When it comes to maximizing athletic performance, structuring your strength and conditioning program around an annual cycle is crucial. Dividing the year into phases—in-season, post-season, off-season, and pre-season—ensures you build strength, recover effectively, and peak at the right time. Let’s break down each phase and its key objectives to train year-round. With that being said, if you not looking to maximize performance at a specific time, this approach can still be useful to break up the monotony of training and to keep it sustainable.
In-Season: Maintaining Performance
Objective: Sustain strength and prevent injury without overtraining.
The in-season phase focuses on maintaining the gains you’ve built during the offseason and preseason while prioritizing sport-specific performance. Here’s how to structure this phase:
- Frequency: 1-2 strength sessions per week.
- Intensity: Moderate to high intensity with reduced volume.
- Focus:
- Maintenance of core strength, power, and mobility.
- Corrective exercises to address imbalances.
- Recovery strategies, such as foam rolling, stretching, and light mobility work.
- Sample Workouts:
- Compound lifts (e.g., squats, deadlifts) at 70-85% of 1RM.
- Explosive exercises like box jumps or medicine ball throws.
- Stability and injury-prevention drills.
Postseason: Recovery and Reflection
Objective: Allow the body and mind to recover from the demands of the season.

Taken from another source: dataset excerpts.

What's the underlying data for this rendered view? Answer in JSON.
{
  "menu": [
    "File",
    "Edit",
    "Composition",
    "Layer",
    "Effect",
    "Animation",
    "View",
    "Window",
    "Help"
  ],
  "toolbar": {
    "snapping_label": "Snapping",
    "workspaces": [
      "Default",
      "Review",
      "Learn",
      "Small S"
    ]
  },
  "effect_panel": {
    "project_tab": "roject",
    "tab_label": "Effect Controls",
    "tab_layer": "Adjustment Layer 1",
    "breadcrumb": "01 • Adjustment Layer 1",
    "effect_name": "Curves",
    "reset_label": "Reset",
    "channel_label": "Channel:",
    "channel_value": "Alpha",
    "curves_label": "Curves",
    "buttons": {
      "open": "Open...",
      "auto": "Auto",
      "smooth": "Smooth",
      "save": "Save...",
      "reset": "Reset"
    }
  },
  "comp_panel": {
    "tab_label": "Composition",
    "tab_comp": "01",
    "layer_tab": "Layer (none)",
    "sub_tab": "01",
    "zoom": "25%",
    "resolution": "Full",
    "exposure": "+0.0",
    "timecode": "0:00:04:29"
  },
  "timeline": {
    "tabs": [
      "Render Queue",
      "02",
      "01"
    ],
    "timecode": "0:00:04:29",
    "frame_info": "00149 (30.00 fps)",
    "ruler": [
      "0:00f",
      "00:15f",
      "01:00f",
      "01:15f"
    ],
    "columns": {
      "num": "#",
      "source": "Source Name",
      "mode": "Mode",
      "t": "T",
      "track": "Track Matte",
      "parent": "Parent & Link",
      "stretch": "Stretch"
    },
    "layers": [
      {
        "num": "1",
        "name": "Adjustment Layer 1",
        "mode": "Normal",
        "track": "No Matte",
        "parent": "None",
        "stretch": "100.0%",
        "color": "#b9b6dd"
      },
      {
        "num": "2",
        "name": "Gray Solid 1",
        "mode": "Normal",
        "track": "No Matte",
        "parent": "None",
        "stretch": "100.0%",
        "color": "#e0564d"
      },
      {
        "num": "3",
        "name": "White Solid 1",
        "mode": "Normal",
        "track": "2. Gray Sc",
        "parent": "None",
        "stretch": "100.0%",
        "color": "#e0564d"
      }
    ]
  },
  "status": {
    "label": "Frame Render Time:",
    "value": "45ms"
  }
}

The postseason is a time for rest, rehabilitation, and light activity. This phase lasts 2-4 weeks and is critical for preventing burnout and overuse injuries and is maybe the most important factor to help you to train year-round.
- Frequency: 2-3 light sessions per week.
- Intensity: Low intensity with a focus on active recovery.
- Focus:
- Restoring movement patterns and flexibility.
- Addressing minor injuries or muscle tightness.
- Low-impact activities such as swimming, yoga, or walking.
- Sample Workouts:
- Bodyweight exercises (e.g., lunges, push-ups, planks).
- Light cardio at 50-60% max effort.
- Recovery sessions emphasizing stretching and foam rolling.
Offseason: Building Strength and Capacity
Objective: Develop a solid foundation of strength, power, and endurance.
The offseason is where the most significant gains are made. This phase typically lasts 3-4 months, depending on your sport’s schedule.
- Frequency: 3-5 strength sessions per week.
- Intensity: Progressive overload with moderate to high intensity.
- Focus:
- Hypertrophy and strength building.
- Developing aerobic and anaerobic capacity.
- Improving weak areas and imbalances.
- Sample Workouts:
- Heavy compound lifts (e.g., deadlifts, bench press, pull-ups).
- Accessory exercises for muscular endurance (e.g., Bulgarian split squats, kettlebell swings).
- Energy system training such as interval runs or rowing.
Preseason: Transitioning to Sport-Specific Fitness
Objective: Peak physical readiness for the upcoming season.
The preseason phase bridges the gap between offseason preparation and in-season performance. This phase lasts 6-8 weeks and includes sport-specific drills and functional conditioning.
- Frequency: 3-4 sessions per week.
- Intensity: High intensity with sport-specific focus.
- Focus:
- Power development and explosive movements.
- Agility, coordination, and reaction time.
- Fine-tuning endurance for game-day performance.
- Sample Workouts:
- Plyometric drills (e.g., depth jumps, lateral bounds).
- Olympic lifts for explosive power (e.g., cleans, snatches).
- Sport-specific conditioning (e.g., shuttle runs, sport drills).
- Post Activation Potentiation
Tips for Success to Train year-round
- Periodization: Adjust intensity and volume systematically to avoid plateaus and overtraining.
- Nutrition: Align your diet with each phase’s goals (e.g., increased protein during offseason strength building).
- Monitoring Progress: Track key performance indicators (e.g., strength gains, sprint times) to ensure progress.
- Flexibility: Be ready to adjust your plan based on unforeseen challenges like injuries or scheduling conflicts.
By following an annual strength and conditioning schedule, you’ll ensure consistent progress while reducing the risk of injury. Whether you’re an athlete or a fitness enthusiast, this structured approach will help you perform at your best when it matters most. Either way, you should find a time of year that is your “OFF SEASON” to get outside and take a break from the gym. Whatever approach you take, or whether you plan to be competitive or not, to train year-round, you should still have some sort of structure to your annual plan.